Ryan Schram Yawahigu ana amwahao Ol rot bilong laip bilong mi (or, Curriculum vitae)
Research
Most if not all of my research has dealt with the people and communities of Papua New Guinea, first among people of Auhelawa and more recently at a national scale. A complete list of my research publications by type and date can be found here. What follows is an overview of my major research projects.
An ethnography of Auhelawa
Auhelawa is a society on the south coast of Duau (Normanby Island), in Milne Bay Province, Papua New Guinea. Since 2004, I have conducted approximately 20 months of field work in Auhelawa, the longest period being 2006. In my PhD dissertation and in most of the work since then, I have argued that Auhelawa produce a story of their own historical transformation—what they call the end of tradition—by applying their Christian religious practices as models of social change.

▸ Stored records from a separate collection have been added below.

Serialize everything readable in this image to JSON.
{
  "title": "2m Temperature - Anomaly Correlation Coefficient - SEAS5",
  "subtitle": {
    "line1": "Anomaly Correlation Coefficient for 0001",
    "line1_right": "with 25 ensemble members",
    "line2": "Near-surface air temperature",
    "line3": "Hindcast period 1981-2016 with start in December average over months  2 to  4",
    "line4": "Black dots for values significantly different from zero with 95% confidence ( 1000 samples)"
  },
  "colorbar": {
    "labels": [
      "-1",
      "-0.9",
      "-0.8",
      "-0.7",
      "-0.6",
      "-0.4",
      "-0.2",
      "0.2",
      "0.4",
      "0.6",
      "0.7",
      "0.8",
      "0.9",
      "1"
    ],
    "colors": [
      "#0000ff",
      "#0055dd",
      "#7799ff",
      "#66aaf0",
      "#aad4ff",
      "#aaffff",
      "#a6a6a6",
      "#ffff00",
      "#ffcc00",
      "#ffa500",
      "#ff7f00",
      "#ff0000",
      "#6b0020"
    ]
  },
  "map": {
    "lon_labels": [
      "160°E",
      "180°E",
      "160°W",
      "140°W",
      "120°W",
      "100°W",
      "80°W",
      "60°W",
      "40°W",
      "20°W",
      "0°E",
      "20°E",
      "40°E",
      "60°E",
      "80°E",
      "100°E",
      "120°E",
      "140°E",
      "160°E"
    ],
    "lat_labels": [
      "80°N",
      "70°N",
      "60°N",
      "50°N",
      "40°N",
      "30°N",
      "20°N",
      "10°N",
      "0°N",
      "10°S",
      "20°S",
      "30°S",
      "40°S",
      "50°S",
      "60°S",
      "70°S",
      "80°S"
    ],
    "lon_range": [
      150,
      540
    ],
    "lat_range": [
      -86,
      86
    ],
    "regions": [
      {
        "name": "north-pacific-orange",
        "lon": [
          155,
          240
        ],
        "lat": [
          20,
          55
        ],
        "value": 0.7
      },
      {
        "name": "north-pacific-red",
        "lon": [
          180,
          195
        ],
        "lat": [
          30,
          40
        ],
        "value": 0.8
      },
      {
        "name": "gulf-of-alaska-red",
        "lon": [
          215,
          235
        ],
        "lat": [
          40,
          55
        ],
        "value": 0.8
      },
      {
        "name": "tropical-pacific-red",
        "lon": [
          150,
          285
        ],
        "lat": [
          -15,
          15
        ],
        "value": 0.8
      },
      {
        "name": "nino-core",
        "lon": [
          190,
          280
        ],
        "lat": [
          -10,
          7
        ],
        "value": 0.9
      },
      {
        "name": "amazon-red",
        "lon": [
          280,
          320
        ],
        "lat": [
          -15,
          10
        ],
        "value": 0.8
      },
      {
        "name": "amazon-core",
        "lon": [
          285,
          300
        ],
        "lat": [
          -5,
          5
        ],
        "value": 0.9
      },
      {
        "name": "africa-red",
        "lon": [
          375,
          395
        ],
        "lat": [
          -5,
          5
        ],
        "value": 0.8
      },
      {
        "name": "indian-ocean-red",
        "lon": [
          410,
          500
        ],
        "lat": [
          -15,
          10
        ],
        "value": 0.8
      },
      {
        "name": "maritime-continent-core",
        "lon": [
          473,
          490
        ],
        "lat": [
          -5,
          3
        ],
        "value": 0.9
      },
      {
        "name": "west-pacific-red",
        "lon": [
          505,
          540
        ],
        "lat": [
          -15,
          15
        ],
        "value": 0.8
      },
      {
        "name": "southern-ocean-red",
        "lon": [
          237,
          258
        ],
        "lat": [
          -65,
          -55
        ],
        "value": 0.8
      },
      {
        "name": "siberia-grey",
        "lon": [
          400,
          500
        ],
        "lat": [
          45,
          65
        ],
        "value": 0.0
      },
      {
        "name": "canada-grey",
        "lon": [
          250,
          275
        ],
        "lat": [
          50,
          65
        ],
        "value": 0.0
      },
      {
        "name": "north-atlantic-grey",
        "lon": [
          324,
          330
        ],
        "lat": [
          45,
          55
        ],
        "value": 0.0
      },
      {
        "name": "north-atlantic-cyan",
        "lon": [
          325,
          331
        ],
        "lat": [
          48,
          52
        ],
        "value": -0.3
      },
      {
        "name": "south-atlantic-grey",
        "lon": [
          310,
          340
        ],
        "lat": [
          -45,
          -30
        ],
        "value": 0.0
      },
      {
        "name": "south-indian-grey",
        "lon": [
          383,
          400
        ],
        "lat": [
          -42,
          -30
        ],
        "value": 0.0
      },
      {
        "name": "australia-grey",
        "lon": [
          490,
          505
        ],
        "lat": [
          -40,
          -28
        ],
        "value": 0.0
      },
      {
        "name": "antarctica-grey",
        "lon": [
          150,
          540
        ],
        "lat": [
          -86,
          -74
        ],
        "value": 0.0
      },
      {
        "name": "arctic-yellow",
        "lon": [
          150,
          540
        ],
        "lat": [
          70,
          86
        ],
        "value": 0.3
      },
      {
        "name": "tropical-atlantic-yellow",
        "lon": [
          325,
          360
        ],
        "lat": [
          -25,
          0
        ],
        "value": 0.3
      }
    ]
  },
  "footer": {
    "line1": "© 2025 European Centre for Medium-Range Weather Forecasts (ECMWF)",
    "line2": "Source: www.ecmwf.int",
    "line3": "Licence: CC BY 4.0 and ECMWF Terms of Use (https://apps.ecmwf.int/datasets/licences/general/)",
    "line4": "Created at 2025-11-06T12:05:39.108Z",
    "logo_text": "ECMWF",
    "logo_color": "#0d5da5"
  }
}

Developing stories: News journalism and ethnographic citizenship in PNG
Building on my argument that Auhelawa historical consciousness emerges from the production of practical knowledge, this project examines the role of mass journalism in the production of public knowledge of difference, particularly as culture, in Papua New Guinea in the contemporary period. In both colonial and postcolonial periods, people of Papua New Guinea are recognized as political actors insofar as they present themselves as members of a discrete indigenous society. Rather than assert an epistemic monopoly on people’s diversity, the state compels people to be their own ethnographers in order to be recognized as citizens. Mass journalism, as social institution, government initiative, or both, takes on the role of public ethnographer, and in the process proliferates many new kinds of political agency.
How people became Papuans
A bridge between my work on Auhelawa and my work on mass journalism has been investigations into the colonial experience of Auhelawa and their neighbors, with particular attention to how cultural boundaries are formed in the contact zone among Pacific Islanders and Europeans in the Coral Sea between Australia and New Guinea. (Arguably Indigenous Australians, Chinese, and others are part of this contact zone, although this has not been a part of my research in this area.)